Beer is another beverage that imparts fun flavor, and it straddles the fence of including alcohol as well as enzymes that will help with tenderization. High alcohol beverages, whiskey and such, can be too strong to be helpful. High alcohol concentration will make things tougher, so be sure to dilute down to 15% or less with your other liquid ingredients.
Pineapple is perhaps the best know meat eating fruit or vegetable. Given enough time the high content of a protease enzyme called bromelain will literally digest the meat as it sits in contact. Papaya, kiwi fruit and mango are also good source fruits for the enzymes that will help tenderize your meats. You want to use them judiciously and for controlled times and temperatures.
More than any other chemical adjunct, enzymes are much more active with higher temperature. They are most effective around 120-150 degrees Fahrenheit. Obviously not a viable marinating temperature. Marinating with these enzymatic components will allow them to adhere and slightly penetrate the meat, then they will become active when you start cooking.

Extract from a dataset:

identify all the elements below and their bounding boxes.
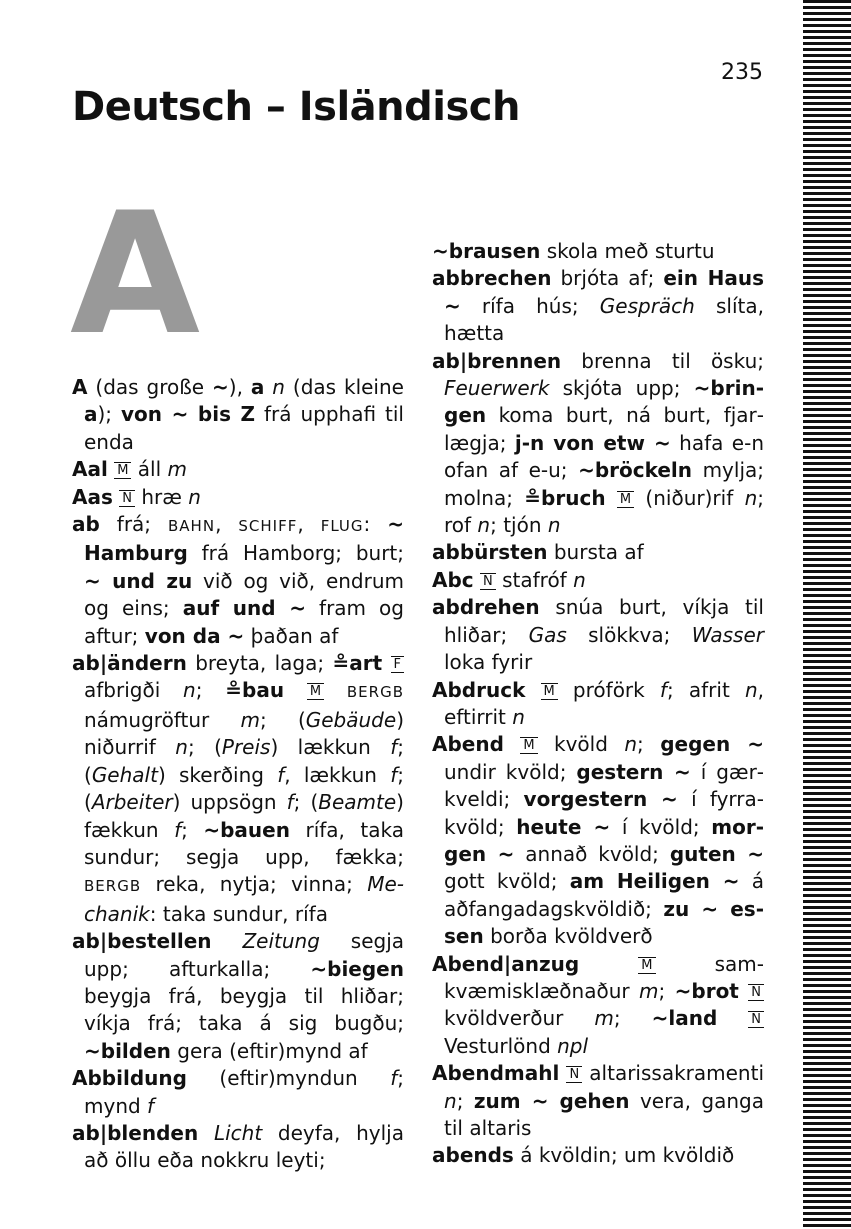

A great example is classic pork Al Pastor, where tough pork cuts are sliced and layered with pineapple on a vertical spit for the cooking process.
Cook And Serve
These tenderizing techniques will prepare meat for a variety of cooking techniques. Anticipating your cooking process may dictate the best direction to take in your preparation steps. For example, slices of meat that have been marinated are great to throw on a hot grill because the sugars in the marinade will also caramelize for a nice exterior layer. Searing small cubes in a wok or skillet is another way to enjoy properly prepared meats.
Pan frying thinly pounded meats is a technique throughout a multitude of dishes to prepare. Conversely, needling from both sides of a piece of meat to be roasted can prepare cuts almost three inches thick for tasty tender results. Lastly, diligent knife work has a role to play in both pre and post cooking of the meat.